Part of the slowdown seems to be from avoiding Goroutines when determining the programkind. Here are the current differences between concurrency and no concurrency when using magic.Lookup (concurrent), respectively:
________________________________________________________
Executed in 371.00 secs fish external
usr time 521.76 secs 0.07 millis 521.76 secs
sys time 235.64 secs 1.56 millis 235.63 secs
________________________________________________________
Executed in 535.85 secs fish external
usr time 461.71 secs 0.10 millis 461.71 secs
sys time 127.41 secs 3.54 millis 127.41 secs
Without concurrency (magic.LookupSync), the scans take about 3 minutes longer.
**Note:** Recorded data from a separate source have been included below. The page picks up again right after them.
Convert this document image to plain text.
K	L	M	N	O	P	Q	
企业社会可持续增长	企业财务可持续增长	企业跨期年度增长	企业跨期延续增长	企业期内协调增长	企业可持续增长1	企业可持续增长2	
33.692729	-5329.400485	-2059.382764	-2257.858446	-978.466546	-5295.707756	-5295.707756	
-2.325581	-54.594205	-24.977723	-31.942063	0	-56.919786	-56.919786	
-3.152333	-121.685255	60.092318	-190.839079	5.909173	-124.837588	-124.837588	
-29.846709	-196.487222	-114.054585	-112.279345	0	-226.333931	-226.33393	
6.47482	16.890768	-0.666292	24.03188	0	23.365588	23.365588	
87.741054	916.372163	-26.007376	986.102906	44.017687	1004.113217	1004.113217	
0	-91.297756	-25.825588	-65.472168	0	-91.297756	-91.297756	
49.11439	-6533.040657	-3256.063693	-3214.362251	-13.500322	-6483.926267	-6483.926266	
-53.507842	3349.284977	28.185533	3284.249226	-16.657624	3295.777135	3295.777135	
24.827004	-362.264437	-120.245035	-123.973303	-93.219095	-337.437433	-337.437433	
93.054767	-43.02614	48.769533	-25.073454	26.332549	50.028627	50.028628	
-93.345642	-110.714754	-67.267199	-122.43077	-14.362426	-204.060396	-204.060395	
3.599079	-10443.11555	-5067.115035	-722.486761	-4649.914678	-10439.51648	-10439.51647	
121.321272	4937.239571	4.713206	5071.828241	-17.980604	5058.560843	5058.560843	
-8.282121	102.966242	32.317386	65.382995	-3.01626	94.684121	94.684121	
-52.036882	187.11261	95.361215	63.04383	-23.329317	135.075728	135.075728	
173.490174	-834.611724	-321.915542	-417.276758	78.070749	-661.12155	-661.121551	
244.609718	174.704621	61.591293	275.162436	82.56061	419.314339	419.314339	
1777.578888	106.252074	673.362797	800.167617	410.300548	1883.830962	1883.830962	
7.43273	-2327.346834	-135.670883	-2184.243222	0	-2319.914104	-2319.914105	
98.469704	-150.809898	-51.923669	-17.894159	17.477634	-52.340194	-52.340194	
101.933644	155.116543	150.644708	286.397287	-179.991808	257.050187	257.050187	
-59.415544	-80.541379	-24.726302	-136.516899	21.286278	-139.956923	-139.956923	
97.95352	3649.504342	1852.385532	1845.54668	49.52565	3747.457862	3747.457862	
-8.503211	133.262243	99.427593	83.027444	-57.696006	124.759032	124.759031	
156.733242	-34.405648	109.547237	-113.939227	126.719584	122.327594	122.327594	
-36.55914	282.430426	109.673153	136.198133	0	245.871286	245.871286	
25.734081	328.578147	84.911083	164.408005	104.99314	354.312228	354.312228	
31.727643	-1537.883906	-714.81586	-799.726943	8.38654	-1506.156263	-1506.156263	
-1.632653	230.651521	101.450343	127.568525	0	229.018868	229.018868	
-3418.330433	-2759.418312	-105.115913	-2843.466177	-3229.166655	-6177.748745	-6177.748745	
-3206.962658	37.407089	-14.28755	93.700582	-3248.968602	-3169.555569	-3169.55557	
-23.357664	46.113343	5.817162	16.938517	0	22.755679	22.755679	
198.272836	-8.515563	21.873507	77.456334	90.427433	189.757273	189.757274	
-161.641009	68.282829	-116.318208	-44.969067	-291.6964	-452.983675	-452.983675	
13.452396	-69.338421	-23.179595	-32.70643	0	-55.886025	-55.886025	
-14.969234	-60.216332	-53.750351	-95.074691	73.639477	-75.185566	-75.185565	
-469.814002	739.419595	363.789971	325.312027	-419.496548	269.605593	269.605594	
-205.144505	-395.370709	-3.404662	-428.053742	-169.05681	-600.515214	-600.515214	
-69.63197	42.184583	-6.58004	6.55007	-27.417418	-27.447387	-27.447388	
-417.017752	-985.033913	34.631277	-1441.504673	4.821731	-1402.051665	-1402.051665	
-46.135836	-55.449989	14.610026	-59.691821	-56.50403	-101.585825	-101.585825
Okay, found the performance regression:
var pathKeys []string
results.Range(func(key, value interface{}) bool {
if k, ok := key.(string); ok {
func(key string) {
pathKeys = append(pathKeys, key)
slices.Sort(pathKeys)
}(k)
value, ok := value.(*bincapz.FileReport)
if !ok {
return false
}
scanPathFindings[k] = value
}
return true
})
We're sorting the pathKeys slice each time we iterate over the map which is super expensive. I'll open a PR to fix this.
With that fixed, the concurrent run is about 3x faster than what I originally posted:
________________________________________________________
Executed in 89.45 secs fish external
usr time 236.23 secs 0.11 millis 236.23 secs
sys time 241.30 secs 3.46 millis 241.30 secs
Using magic.LookupSync also saves some time rather than taking longer as I saw above:
________________________________________________________
Executed in 84.25 secs fish external
usr time 224.74 secs 0.10 millis 224.74 secs
sys time 223.76 secs 2.89 millis 223.76 secs
I made some tweaks/fixes related to this in #424 as well.
To clarify, the diff for Keycloak is what takes a long time, not the default scan. We're seeing this with the Spark package which, when completely extracted, comes in at ~760,000 files.
I'll close this out in favor of a "diff woes" Issue.